La nueva orientación política yanqui se traduce en una completa remodelación del Estado para eliminar toda concesión a la gestión pública —orientada a los servicios para las masas trabajadoras— y reforzar al mismo tiempo los mecanismos extractivos y de distribución de capitales desde el Estado hacia la burguesía. Como parte de esta nueva orientación, Trump ha anunciado no solo la reactivación de la desastrosa guerra comercial contra China iniciada en su anterior mandato, sino su ampliación a otros posibles competidores como Canadá, México e incluso la Unión Europea, abriendo la puerta a una reacción en cadena de efectos insospechados.
Se trata, en definitiva, de jugar las últimas cartas económicas antes de lanzarse al órdago final: la guerra total, al ser ésta el remedio históricamente más eficaz para el renacimiento del capitalismo tal y como lo hemos conocido hasta hoy, pues con ella elimina gran parte del excedente material acumulado —capital-mercantil inmovilizado o mercancías sin vender— y al mismo tiempo permite redistribuir las zonas de influencia de cada superpotencia capitalista.
En este escenario no cabe hacerse ilusiones en lo que respecta a las perspectivas de futuro para las clases populares en general y para el proletariado en particular.
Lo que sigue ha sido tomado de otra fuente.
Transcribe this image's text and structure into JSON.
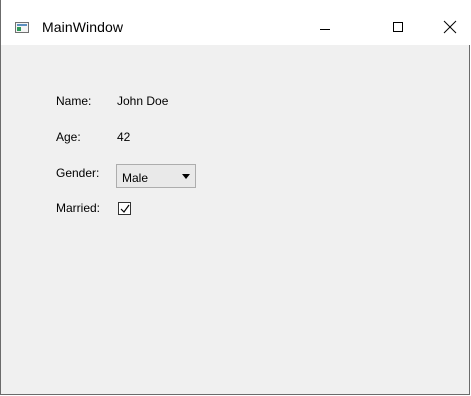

La apuesta «trumpista» pasa por reimplantar el modelo económico del capitalismo proteccionista del siglo XVIII, incluyendo la expansión territorial colonialista —frente al neocolonialismo económico propio del imperialismo de los siglos XIX y XX— como está exponiendo ya claramente respecto a sus pretensiones sobre Groenlandia, el Canal de Panamá e, incluso, la anexión de Canadá, pero también las relaciones sociales propias de esa etapa ya superada.
Ese es el objetivo de fondo de las medidas orientadas al cierre del mercado nacional de mano de obra —el cierre de la frontera sur y la deportación masiva de trabajadores inmigrantes— que, a su vez, implica una importante degradación de las condiciones de vida y trabajo de las clases trabajadoras —trabajadores legales e irregulares por igual—, así como el refuerzo de las posiciones ultraderechistas, racistas y nacionalistas, agrupadas bajo el infame lema «MAGA» (Make America Great Again), expresadas abiertamente en el discurso de investidura de Donald Trump, donde se mencionó constantemente una presunta conspiración internacional para humillar a los EEUU —algo que remite directamente al discurso nacionalsocialista alemán de los años 30— y la necesidad de reconstruir una identidad estadounidense basada en la supremacía económica y militar, presuntamente perdidas.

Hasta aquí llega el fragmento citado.